A investigação ruiu no seu ponto mais crítico. As autópsias atrasaram num necrotério sobrecarregado e, quando a toxicologia foi tentada, os órgãos internos já estavam decompostos demais para exame. Se os homens haviam ingerido algo — veneno, estimulante ou coisa nenhuma — já não se podia determinar. A causa oficial das mortes nunca foi estabelecida.

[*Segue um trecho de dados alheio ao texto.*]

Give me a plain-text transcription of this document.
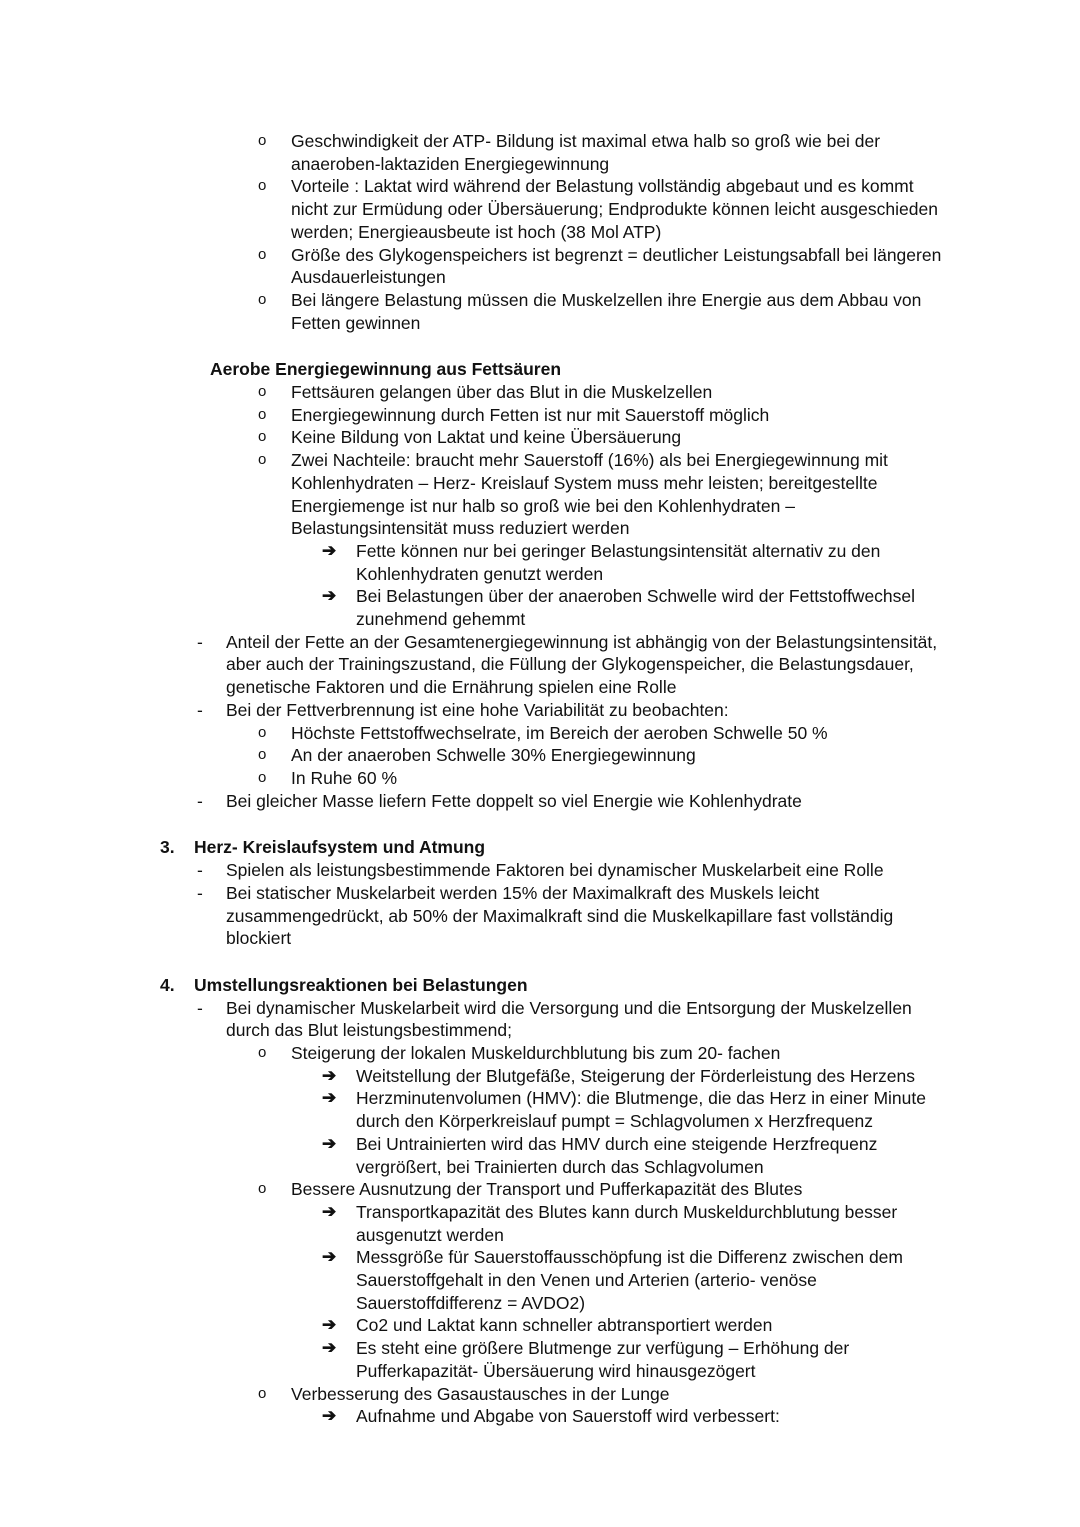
o Geschwindigkeit der ATP- Bildung ist maximal etwa halb so groß wie bei der anaeroben-laktaziden Energiegewinnung
o Vorteile : Laktat wird während der Belastung vollständig abgebaut und es kommt nicht zur Ermüdung oder Übersäuerung; Endprodukte können leicht ausgeschieden werden; Energieausbeute ist hoch (38 Mol ATP)
o Größe des Glykogenspeichers ist begrenzt = deutlicher Leistungsabfall bei längeren Ausdauerleistungen
o Bei längere Belastung müssen die Muskelzellen ihre Energie aus dem Abbau von Fetten gewinnen
Aerobe Energiegewinnung aus Fettsäuren
o Fettsäuren gelangen über das Blut in die Muskelzellen
o Energiegewinnung durch Fetten ist nur mit Sauerstoff möglich
o Keine Bildung von Laktat und keine Übersäuerung
o Zwei Nachteile: braucht mehr Sauerstoff (16%) als bei Energiegewinnung mit Kohlenhydraten – Herz- Kreislauf System muss mehr leisten; bereitgestellte Energiemenge ist nur halb so groß wie bei den Kohlenhydraten – Belastungsintensität muss reduziert werden
➔ Fette können nur bei geringer Belastungsintensität alternativ zu den Kohlenhydraten genutzt werden
➔ Bei Belastungen über der anaeroben Schwelle wird der Fettstoffwechsel zunehmend gehemmt
- Anteil der Fette an der Gesamtenergiegewinnung ist abhängig von der Belastungsintensität, aber auch der Trainingszustand, die Füllung der Glykogenspeicher, die Belastungsdauer, genetische Faktoren und die Ernährung spielen eine Rolle
- Bei der Fettverbrennung ist eine hohe Variabilität zu beobachten:
o Höchste Fettstoffwechselrate, im Bereich der aeroben Schwelle 50 %
o An der anaeroben Schwelle 30% Energiegewinnung
o In Ruhe 60 %
- Bei gleicher Masse liefern Fette doppelt so viel Energie wie Kohlenhydrate
3. Herz- Kreislaufsystem und Atmung
- Spielen als leistungsbestimmende Faktoren bei dynamischer Muskelarbeit eine Rolle
- Bei statischer Muskelarbeit werden 15% der Maximalkraft des Muskels leicht zusammengedrückt, ab 50% der Maximalkraft sind die Muskelkapillare fast vollständig blockiert
4. Umstellungsreaktionen bei Belastungen
- Bei dynamischer Muskelarbeit wird die Versorgung und die Entsorgung der Muskelzellen durch das Blut leistungsbestimmend;
o Steigerung der lokalen Muskeldurchblutung bis zum 20- fachen
➔ Weitstellung der Blutgefäße, Steigerung der Förderleistung des Herzens
➔ Herzminutenvolumen (HMV): die Blutmenge, die das Herz in einer Minute durch den Körperkreislauf pumpt = Schlagvolumen x Herzfrequenz
➔ Bei Untrainierten wird das HMV durch eine steigende Herzfrequenz vergrößert, bei Trainierten durch das Schlagvolumen
o Bessere Ausnutzung der Transport und Pufferkapazität des Blutes
➔ Transportkapazität des Blutes kann durch Muskeldurchblutung besser ausgenutzt werden
➔ Messgröße für Sauerstoffausschöpfung ist die Differenz zwischen dem Sauerstoffgehalt in den Venen und Arterien (arterio- venöse Sauerstoffdifferenz = AVDO2)
➔ Co2 und Laktat kann schneller abtransportiert werden
➔ Es steht eine größere Blutmenge zur verfügung – Erhöhung der Pufferkapazität- Übersäuerung wird hinausgezögert
o Verbesserung des Gasaustausches in der Lunge
➔ Aufnahme und Abgabe von Sauerstoff wird verbessert:
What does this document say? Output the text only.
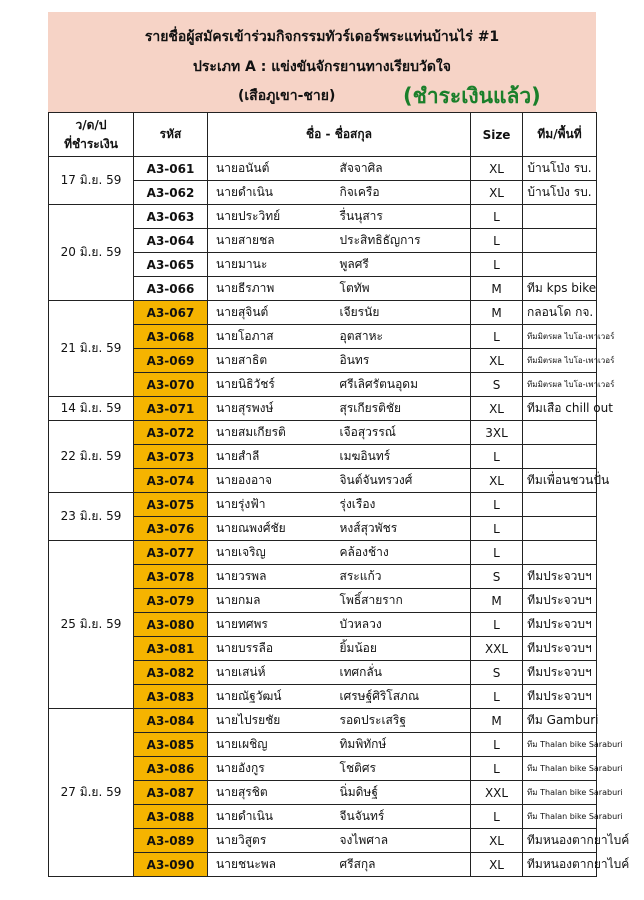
รายชื่อผู้สมัครเข้าร่วมกิจกรรมทัวร์เดอร์พระแท่นบ้านไร่ #1
ประเภท A : แข่งขันจักรยานทางเรียบวัดใจ
(เสือภูเขา-ชาย)	(ชำระเงินแล้ว)
ว/ด/ป
ที่ชำระเงิน	รหัส	ชื่อ - ชื่อสกุล		Size	ทีม/พื้นที่
17 มิ.ย. 59	A3-061	นายอนันต์	สัจจาศิล	XL	บ้านโป่ง รบ.
	A3-062	นายดำเนิน	กิจเครือ	XL	บ้านโป่ง รบ.
20 มิ.ย. 59	A3-063	นายประวิทย์	รื่นนุสาร	L	
	A3-064	นายสายชล	ประสิทธิธัญการ	L	
	A3-065	นายมานะ	พูลศรี	L	
	A3-066	นายธีรภาพ	โตทัพ	M	ทีม kps bike
21 มิ.ย. 59	A3-067	นายสุจินต์	เจียรนัย	M	กลอนโด กจ.
	A3-068	นายโอภาส	อุตสาหะ	L	ทีมมิตรผล ไบโอ-เพาเวอร์
	A3-069	นายสาธิต	อินทร	XL	ทีมมิตรผล ไบโอ-เพาเวอร์
	A3-070	นายนิธิวัชร์	ศรีเลิศรัตนอุดม	S	ทีมมิตรผล ไบโอ-เพาเวอร์
14 มิ.ย. 59	A3-071	นายสุรพงษ์	สุรเกียรติชัย	XL	ทีมเสือ chill out
22 มิ.ย. 59	A3-072	นายสมเกียรติ	เจือสุวรรณ์	3XL	
	A3-073	นายสำลี	เมฆอินทร์	L	
	A3-074	นายองอาจ	จินต์จันทรวงศ์	XL	ทีมเพื่อนชวนปั่น
23 มิ.ย. 59	A3-075	นายรุ่งฟ้า	รุ่งเรือง	L	
	A3-076	นายณพงศ์ชัย	หงส์สุวพัชร	L	
25 มิ.ย. 59	A3-077	นายเจริญ	คล้องช้าง	L	
	A3-078	นายวรพล	สระแก้ว	S	ทีมประจวบฯ
	A3-079	นายกมล	โพธิ์สายราก	M	ทีมประจวบฯ
	A3-080	นายทศพร	บัวหลวง	L	ทีมประจวบฯ
	A3-081	นายบรรลือ	ยิ้มน้อย	XXL	ทีมประจวบฯ
	A3-082	นายเสน่ห์	เทศกลั่น	S	ทีมประจวบฯ
	A3-083	นายณัฐวัฒน์	เศรษฐ์ศิริโสภณ	L	ทีมประจวบฯ
27 มิ.ย. 59	A3-084	นายไปรยชัย	รอดประเสริฐ	M	ทีม Gamburi
	A3-085	นายเผชิญ	ทิมพิทักษ์	L	ทีม Thalan bike Saraburi
	A3-086	นายอังกูร	โชติศร	L	ทีม Thalan bike Saraburi
	A3-087	นายสุรชิต	นิ่มดิษฐ์	XXL	ทีม Thalan bike Saraburi
	A3-088	นายดำเนิน	จีนจันทร์	L	ทีม Thalan bike Saraburi
	A3-089	นายวิสูตร	จงไพศาล	XL	ทีมหนองตากยาไบค์
	A3-090	นายชนะพล	ศรีสกุล	XL	ทีมหนองตากยาไบค์
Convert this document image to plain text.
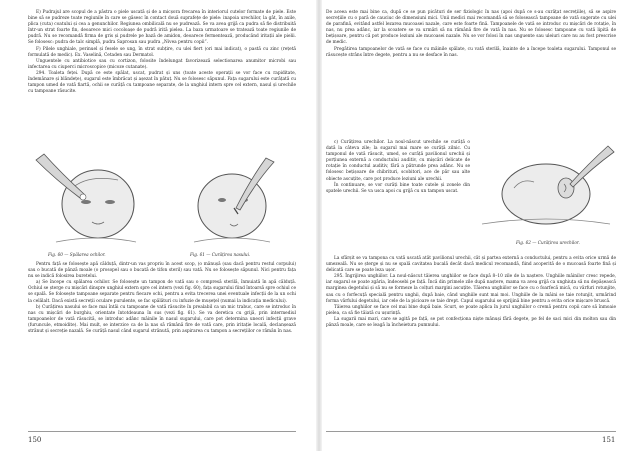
E) Pudrajul are scopul de a păstra o piele uscată și de a micșora frecarea în interiorul cutelor formate de piele. Este bine să se pudreze toate regiunile în care se găsesc în contact două suprafețe de piele: inapoia urechilor, la gât, în axile, plica (cuta) coatului și cea a genunchilor. Regiunea ombilicală nu se pudrează. Se va avea grijă ca pudra să fie distribuită într-un strat foarte fin, deoarece mici cocoloașe de pudră irită pielea. La baza urmatoare se tratează toate regiunile de pudră. Nu se recomandă firma de gris și pudrele pe bază de amidon, deoarece fermentează, producând iritații ale pielii. Se folosesc: pudra de talc simplă, pudra Saprosan sau pudra „Nivea pentru copii”.

F) Pilele unghiale, perinuel și fesele se ung, în strat subțire, cu ulei fiert (ori mai indicat), o pastă cu zinc (rețetă formulată de medic). Ex. Vaselină, Cetaden sau Dermatol.

Unguentele cu antibiotice sau cu cortizon, folosite îndelungat favorizează selectionarea anumitor microbi sau infectarea cu ciuperci microscopice (micoze cutanate).

294. Toaleta feței. După ce este spălat, uscat, pudrat și uns (toate aceste operații se vor face cu rapiditate, îndemânare și blândețe), sugarul este îmbrăcat și așezat în pătuț. Nu se folosesc săpunul. Fața sugarului este curățată cu tampon umed de vată fiartă, ochii se curăță cu tampoane separate, de la unghiul intern spre cel extern, nasul și urechile cu tampoane răsucite.

Fig. 60 — Spălarea ochilor.	Fig. 61 — Curățirea nasului.

Pentru față se folosește apă călduță, dintr-un vas propriu în acest scop, (o mânușă (sau dacă pentru restul corpului) sau o bucată de pânză moale (o prosopel sau o bucată de tifon steril) sau vată. Nu se folosește săpunul. Nici pentru fața nu se indică folosirea buretelui.

a) Se începe cu spălarea ochilor. Se folosește un tampon de vată sau o compresă sterilă, înmuiată în apă călduță. Ochiul se șterge cu mișcări dinspre unghiul extern spre cel intern (vezi fig. 60), fața sugarului fiind întoarsă spre ochiul ce se spală. Se folosește tampoane separate pentru fiecare ochi, pentru a evita trecerea unei eventuale infecții de la un ochi la celălalt. Dacă există secreții oculare purulente, se fac spălături cu infuzie de mușețel (numai la indicația medicului).

b) Curățirea nasului se face mai întâi cu tampoane de vată răsucite în prealabil ca un mic trabuc, care se introduc în nas cu mișcări de burghiu, orientate întotdeauna în sus (vezi fig. 61). Se va deretica cu grijă, prin intermediul tampoanelor de vată răsucită, se introduc adânc mâinile în nasul sugarului, care pot determina uneori infecții grave (furuncule, etmoidite). Mai mult, se interzice ca de la nas să rămână fire de vată care, prin iritație locală, declanșează strănut și secreție nazală. Se curăță nasul când sugarul strănută, prin aspirarea cu tampon a secrețiilor ce rămân în nas.

150

De aceea este mai bine ca, după ce se pun picături de ser fiziologic în nas (apoi după ce s-au curățat secrețiile), să se aspire secrețiile cu o pară de cauciuc de dimensiuni mici. Unii medici mai recomandă să se folosească tampoane de vată sugerate cu ulei de parafină, evitând astfel lezarea mucoasei nazale, care este foarte fină. Tampoanele de vată se introduc cu mișcări de rotație, în nas, nu prea adânc, iar la scoatere se va urmări să nu rămână fire de vată în nas. Nu se folosesc tampoane cu vată lipită de bețișoare, pentru că pot produce leziuni ale mucoasei nazale. Nu se vor folosi în nas unguente sau uleiuri care nu au fost prescrise de medic.

Pregătirea tampoanelor de vată se face cu mâinile spălate, cu vată sterilă, înainte de a începe toaleta sugarului. Tamponul se răsucește strâns între degete, pentru a nu se desface în nas.

c) Curățirea urechilor. La noul-născut urechile se curăță o dată la câteva zile; la sugarul mai mare se curăță zilnic. Cu tamponul de vată răsucit, umed, se curăță pavilionul urechii și porțiunea externă a conductului auditiv, cu mișcări delicate de rotație în conductul auditiv, fără a pătrunde prea adânc. Nu se folosesc bețișoare de chibrituri, scobitori, ace de păr sau alte obiecte ascuțite, care pot produce leziuni ale urechii.

În continuare, se vor curăți bine toate cutele și zonele din spatele urechii. Se va usca apoi cu grijă cu un tampon uscat.

Fig. 62 — Curățirea urechilor.

La sfârșit se va tampona cu vată uscată atât pavilionul urechii, cât și partea externă a conductului, pentru a evita orice urmă de umezeală. Nu se șterge și nu se spală cavitatea bucală decât dacă medicul recomandă, fiind acoperită de o mucoasă foarte fină și delicată care se poate leza ușor.

295. Îngrijirea unghiilor. La noul-născut tăierea unghiilor se face după 8–10 zile de la naștere. Unghiile mâinilor cresc repede, iar sugarul se poate zgâria, îndeosebi pe față. Încă din primele zile după naștere, mama va avea grijă ca unghiuța să nu depășească marginea degetului și să nu se formeze la colțuri margini ascuțite. Tăierea unghiilor se face cu o foarfecă mică, cu vârfuri rotunjite, sau cu o forfecuță specială pentru unghii, după baie, când unghiile sunt mai moi. Unghiile de la mâini se taie rotunjit, urmărind forma vârfului degetului, iar cele de la picioare se taie drept. Capul sugarului se sprijină bine pentru a evita orice mișcare bruscă.

Tăierea unghiilor se face cel mai bine după baie. Scurt, se poate aplica în jurul unghiilor o cremă pentru copii care să înmoaie pielea, ca să fie tăiată cu ușurință.

La sugarii mai mari, care se agită pe față, se pot confecționa niște mănuși fără degete, pe fel de saci mici din molton sau din pânză moale, care se leagă la încheietura pumnului.

151
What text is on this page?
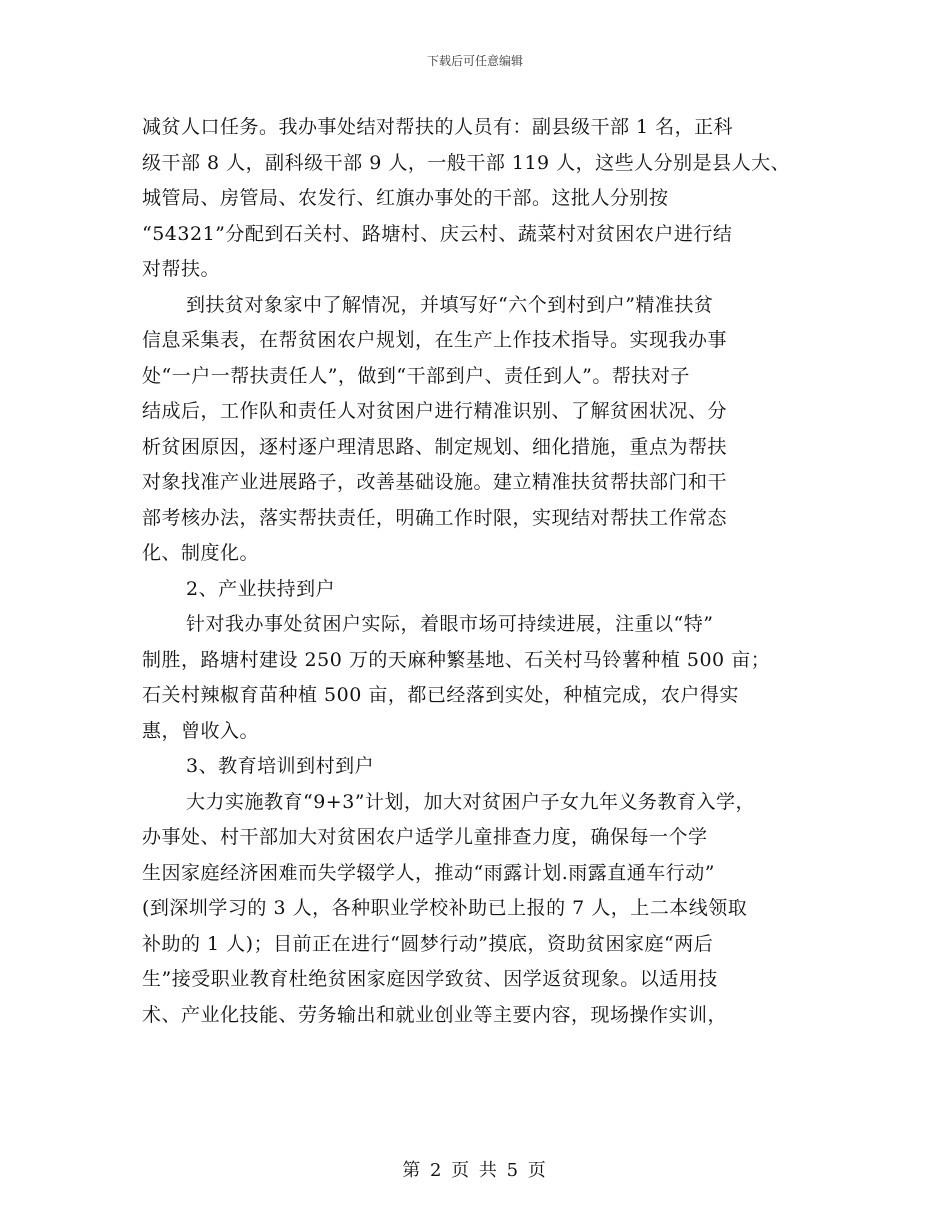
下载后可任意编辑
减贫人口任务。我办事处结对帮扶的人员有：副县级干部 1 名，正科
级干部 8 人，副科级干部 9 人，一般干部 119 人，这些人分别是县人大、
城管局、房管局、农发行、红旗办事处的干部。这批人分别按
“54321”分配到石关村、路塘村、庆云村、蔬菜村对贫困农户进行结
对帮扶。
到扶贫对象家中了解情况，并填写好“六个到村到户”精准扶贫
信息采集表，在帮贫困农户规划，在生产上作技术指导。实现我办事
处“一户一帮扶责任人”，做到“干部到户、责任到人”。帮扶对子
结成后，工作队和责任人对贫困户进行精准识别、了解贫困状况、分
析贫困原因，逐村逐户理清思路、制定规划、细化措施，重点为帮扶
对象找准产业进展路子，改善基础设施。建立精准扶贫帮扶部门和干
部考核办法，落实帮扶责任，明确工作时限，实现结对帮扶工作常态
化、制度化。
2、产业扶持到户
针对我办事处贫困户实际，着眼市场可持续进展，注重以“特”
制胜，路塘村建设 250 万的天麻种繁基地、石关村马铃薯种植 500 亩；
石关村辣椒育苗种植 500 亩，都已经落到实处，种植完成，农户得实
惠，曾收入。
3、教育培训到村到户
大力实施教育“9+3”计划，加大对贫困户子女九年义务教育入学，
办事处、村干部加大对贫困农户适学儿童排查力度，确保每一个学
生因家庭经济困难而失学辍学人，推动“雨露计划.雨露直通车行动”
(到深圳学习的 3 人，各种职业学校补助已上报的 7 人，上二本线领取
补助的 1 人)；目前正在进行“圆梦行动”摸底，资助贫困家庭“两后
生”接受职业教育杜绝贫困家庭因学致贫、因学返贫现象。以适用技
术、产业化技能、劳务输出和就业创业等主要内容，现场操作实训，
第 2 页 共 5 页
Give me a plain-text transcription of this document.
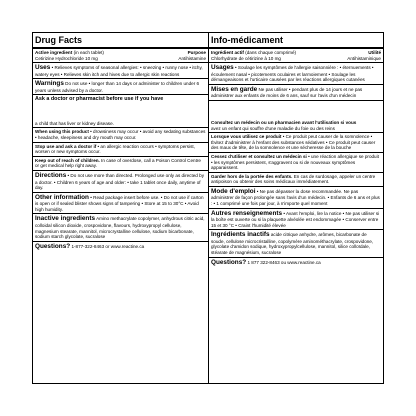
Drug Facts
Active ingredient (in each tablet)	Purpose
Cetirizine Hydrochloride 10 mg	Antihistamine
Uses • Relieves symptoms of seasonal allergies: • sneezing • runny nose • itchy, watery eyes • Relieves skin itch and hives due to allergic skin reactions
Warnings Do not use • longer than 14 days or administer to children under 6 years unless advised by a doctor.
Ask a doctor or pharmacist before use if you have
a child that has liver or kidney disease.
When using this product • drowsiness may occur • avoid any sedating substances • headache, sleepiness and dry mouth may occur.
Stop use and ask a doctor if • an allergic reaction occurs • symptoms persist, worsen or new symptoms occur.
Keep out of reach of children. In case of overdose, call a Poison Control Centre or get medical help right away.
Directions • Do not use more than directed. Prolonged use only as directed by a doctor. • Children 6 years of age and older: • take 1 tablet once daily, anytime of day.
Other information • Read package insert before use. • Do not use if carton is open or if sealed blister shows signs of tampering • Store at 15 to 30°C • Avoid high humidity.
Inactive ingredients Amino methacrylate copolymer, anhydrous citric acid, colloidal silicon dioxide, crospovidone, flavours, hydroxypropyl cellulose, magnesium stearate, mannitol, microcrystalline cellulose, sodium bicarbonate, sodium starch glycolate, sucralose
Questions? 1-877-322-8463 or www.reactine.ca
Info-médicament
Ingrédient actif (dans chaque comprimé)	Utilité
Chlorhydrate de cétirizine à 10 mg	Antihistaminique
Usages • Soulage les symptômes de l'allergie saisonnière : • éternuements • écoulement nasal • picotements oculaires et larmoiement • Soulage les démangeaisons et l'urticaire causées par les réactions allergiques cutanées
Mises en garde Ne pas utiliser • pendant plus de 14 jours et ne pas administrer aux enfants de moins de 6 ans, sauf sur l'avis d'un médecin
Consultez un médecin ou un pharmacien avant l'utilisation si vous
avez un enfant qui souffre d'une maladie du foie ou des reins
Lorsque vous utilisez ce produit • Ce produit peut causer de la somnolence • Évitez d'administrer à l'enfant des substances sédatives • Ce produit peut causer des maux de tête, de la somnolence et une sécheresse de la bouche
Cessez d'utiliser et consultez un médecin si • une réaction allergique se produit • les symptômes persistent, s'aggravent ou si de nouveaux symptômes apparaissent.
Garder hors de la portée des enfants. En cas de surdosage, appeler un centre antipoison ou obtenir des soins médicaux immédiatement.
Mode d'emploi • Ne pas dépasser la dose recommandée. Ne pas administrer de façon prolongée sans l'avis d'un médecin. • Enfants de 6 ans et plus : • 1 comprimé une fois par jour, à n'importe quel moment
Autres renseignements • Avant l'emploi, lire la notice • Ne pas utiliser si la boîte est ouverte ou si la plaquette alvéolée est endommagée • Conserver entre 15 et 30 °C • Craint l'humidité élevée
Ingrédients inactifs acide citrique anhydre, arômes, bicarbonate de soude, cellulose microcristalline, copolymère aminométhacrylate, crospovidone, glycolate d'amidon sodique, hydroxypropylcellulose, mannitol, silice colloïdale, stéarate de magnésium, sucralose
Questions? 1 877 322-8463 ou www.reactine.ca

As teorias rondam o caso desde então. Segundo relatos de amigos e de pesquisadores posteriores, os dois pertenciam a um círculo de autodenominados “espiritualistas científicos” — técnicos que faziam experiências com rádios e que, conforme se conta, esperavam estabelecer contato com uma inteligência extraterrestre. Nessa leitura, as máscaras de chumbo seriam uma proteção improvisada contra uma luz ofuscante que esperavam ver, e o relato contestado de uma moradora sobre um clarão alaranjado no morro naquela noite alimentou a lenda. Os céticos respondem com um roteiro terreno: dizia-se que os homens carregavam uma quantia alta em dinheiro, e não se pode descartar um golpe ou um envenenamento. Nada disso jamais foi provado.

Sessenta anos depois, as perguntas essenciais continuam exatamente onde estavam em 1966. Que sinal os dois técnicos aguardavam? O que eram as cápsulas, e eles as tomaram? E como dois homens saudáveis morreram na encosta de um morro sem uma única marca no corpo? O Caso das Máscaras de Chumbo permanece aberto — e completamente sem explicação.